11      Le 27 octobre 1997, Aare-Tessin AG für Elektrizität (ci‑après «ATEL»), entreprise ayant son siège à Olten (Suisse), et Slovenské elektrárne a.s., entreprise ayant son siège à Bratislava (Slovaquie) et à laquelle a succédé Slovenská elektrizačná prenosová sústava a.s. (ci-après «SEPS»), agissant en tant que gestionnaire du réseau de transport slovaque, ont conclu un contrat de reconnaissance d’un droit de transit sur le réseau à haute tension de Slovenské elektrárne a.s. en Slovaquie (ci-après le «contrat en cause»). Aux termes de l’article 3 de ce contrat, SEPS a concédé à ATEL un droit de transit garanti pour une capacité de 300 MW entre la Pologne et la Hongrie, du 1er octobre 1998 au 30 septembre 2014. ATEL peut disposer librement de ce droit.

12      Le droit de transit réservé à ATEL représente la contrepartie de sa participation financière à la construction de la ligne de transport sur laquelle elle bénéficie de ce droit, participation dépassant 50 % des frais de construction engagés.

13      Après avoir mis en demeure la République slovaque, la Commission a adressé à cette dernière, le 15 décembre 2006, un avis motivé dans lequel elle estimait que, en réservant une capacité au niveau de l’«interconnexion SEPS» sur les lignes connectant le réseau slovaque aux réseaux polonais et hongrois, la République slovaque manquait à ses obligations résultant de la directive 2003/54.

14      Par lettre du 9 février 2007, la République slovaque a répondu à cet avis motivé en faisant valoir que le contrat en cause était non pas un contrat d’accès préférentiel mais un contrat d’investissement. La République slovaque a également indiqué que, en dépit des négociations conduites en vue de la résiliation ou de la modification de ce contrat, ATEL tenait à ce que ce dernier soit exécuté et à ce que l’accord concernant la promotion et la protection réciproques des investissements soit respecté.

15      Estimant que la République slovaque n’avait pas remédié au manquement reproché, la Commission a décidé d’introduire le présent recours.

 Sur le recours

 Argumentation des parties

16      La Commission fait valoir, en premier lieu, que la République slovaque a manqué à ses obligations découlant des articles 9, sous e), et 20, paragraphe 1, de la directive 2003/54, qui exigent qu’un accès non discriminatoire au réseau de transport soit garanti.

17      En effet, selon la Commission, le droit de transit préférentiel que SEPS a reconnu à ATEL jusqu’au 30 septembre 2014 place cette dernière dans une position privilégiée par rapport aux autres utilisateurs du réseau.

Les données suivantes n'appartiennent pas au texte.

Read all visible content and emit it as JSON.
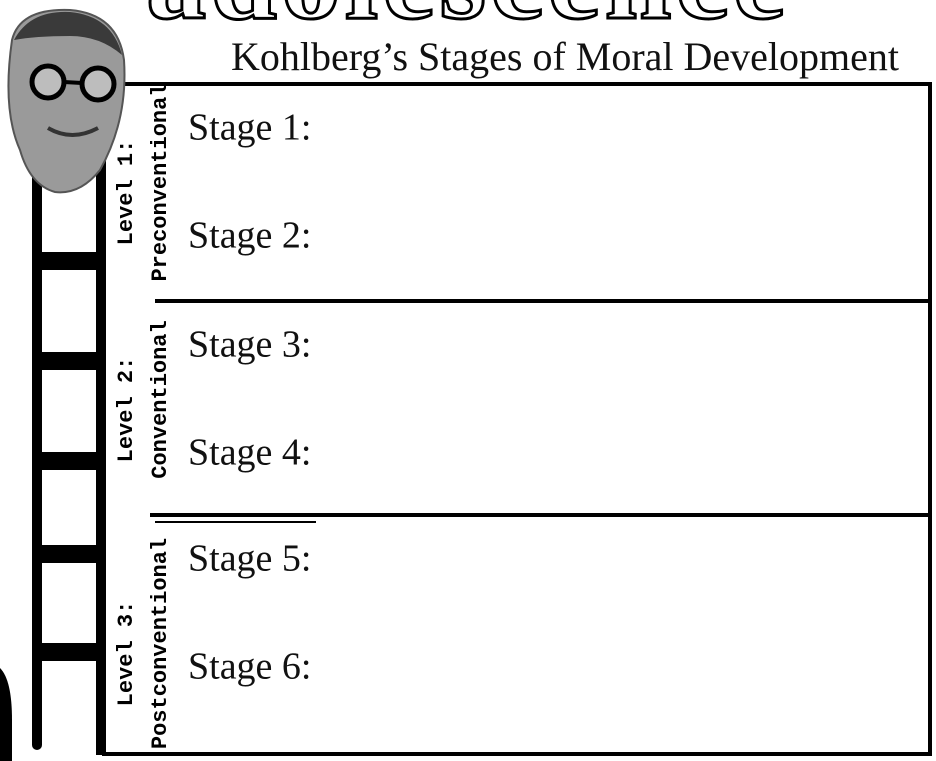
{
  "banner": "adolescence",
  "title": "Kohlberg’s Stages of Moral Development",
  "levels": [
    {
      "level": "Level 1:",
      "name": "Preconventional",
      "stages": [
        "Stage 1:",
        "Stage 2:"
      ]
    },
    {
      "level": "Level 2:",
      "name": "Conventional",
      "stages": [
        "Stage 3:",
        "Stage 4:"
      ]
    },
    {
      "level": "Level 3:",
      "name": "Postconventional",
      "stages": [
        "Stage 5:",
        "Stage 6:"
      ]
    }
  ]
}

18      La Commission fait valoir, en deuxième lieu, que, contrairement à ce que soutient la République slovaque, la violation de ladite directive ne peut être justifiée par l’article 307, premier alinéa, CE. En effet, cette disposition n’aurait vocation à s’appliquer que s’il existe une incompatibilité entre les obligations résultant, pour les États adhérents, des conventions conclues antérieurement à la date de leur adhésion à l’Union européenne et le droit communautaire. Or, selon la Commission, il n’existe aucune incompatibilité entre l’accord concernant la promotion et la protection réciproques des investissements et ce droit. En outre, cet accord n’obligerait en aucune manière la République slovaque à maintenir applicable le contrat en cause. Au contraire, elle aurait toute latitude pour mettre un terme à ce contrat, aux fins de satisfaire à ses obligations résultant de la directive 2003/54.

19      En troisième lieu, la Commission fait valoir que, étant donné que les articles 4, paragraphe 2, et 6 dudit accord n’exigent pas que le contrat en cause soit exécuté jusqu’à son échéance, le 30 septembre 2014, il n’existerait aucune obligation, au sens de l’article 307, premier alinéa, CE, qui empêcherait la République slovaque de résilier ce contrat et d’établir ainsi un accès non discriminatoire au réseau de transport, conformément à la directive 2003/54.

20      Dans son mémoire en défense, la République slovaque considère, en premier lieu, que le contrat en cause n’est pas discriminatoire à l’égard des autres opérateurs du marché slovaque de l’électricité.

21      En deuxième lieu, la République slovaque estime qu’il est nécessaire de considérer que le contrat en cause constitue non pas un contrat d’accès préférentiel mais un contrat d’investissement. Elle précise que le droit de transit n’est qu’une forme spécifique de rétribution de l’investissement effectué contractuellement par ATEL et que le retrait même de la garantie du droit de transit conduirait à introduire, à l’encontre de cette société, une discrimination par rapport aux autres opérateurs du marché. En effet, ce retrait soumettrait ATEL aux mêmes conditions que les opérateurs du marché, alors que ceux-ci n’auraient effectué aucun investissement dans le réseau de transport slovaque. Cela équivaudrait à une privation des droits de cette société, sans compensation appropriée, et serait en contradiction non seulement avec le contrat en cause mais également avec le TCE, qui ferait partie intégrante du droit communautaire.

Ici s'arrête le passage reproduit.